Na ja, ich versuche jedenfalls möglichst viel Sport zu machen. Mit zunehmendem Alter lassen ja die Muskeln nach. Nein, im Ernst – mein Mann und ich gehen ja gern wandern, das macht uns beiden viel Spaß, aber ich gehe auch ins Fitnessstudio.
Können sie solche Dinge überhaupt noch tun, ohne überall angesprochen und fotografiert zu werden?
Ja, das geht gut – zum Glück! Ich fahre auch noch mit der S-Bahn. Da erkennt mich keiner, es sei denn, es sind ehemalige Kollegen. Das ist schon angenehm. Aber ehrlich gesagt achte ich auch nicht so sehr darauf, ob Leute gucken.
Ihre Tätigkeit ist tagfüllend, hat im Deutschen aber keinen Namen. Wie finden Sie die Berufsbezeichnung First Lady?

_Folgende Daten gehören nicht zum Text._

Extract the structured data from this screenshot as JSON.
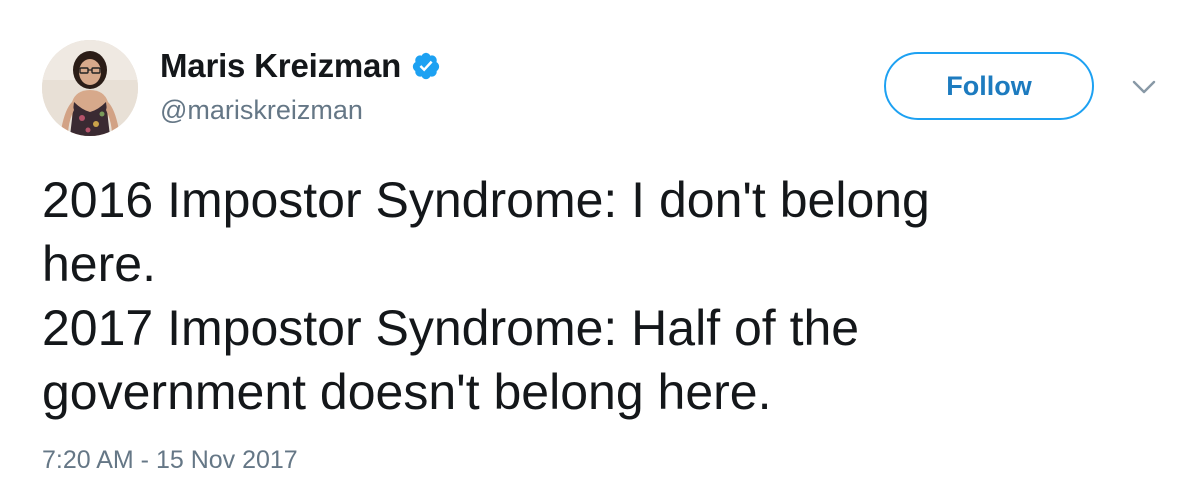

First Lady – der Begriff ist mir doch etwas fremd. Er passt auch nicht in die deutsche Landschaft. Erste Dame ist irgendwie auch seltsam. Ich assoziiere mit meiner Aufgabe eher die große Ehre, Deutschland gemeinsam mit meinem Mann zu repräsentieren und mich gleichzeitig um eigene Projekte und Themen kümmern zu können. Besonders schön ist, dass ich Dinge voranbringen kann, die mich umtreiben und die ich für wichtig halte. Das ist schon eine außergewöhnliche Funktion und für mich eine Chance, etwas ganz Neues zu beginnen.
Was treibt Sie denn um?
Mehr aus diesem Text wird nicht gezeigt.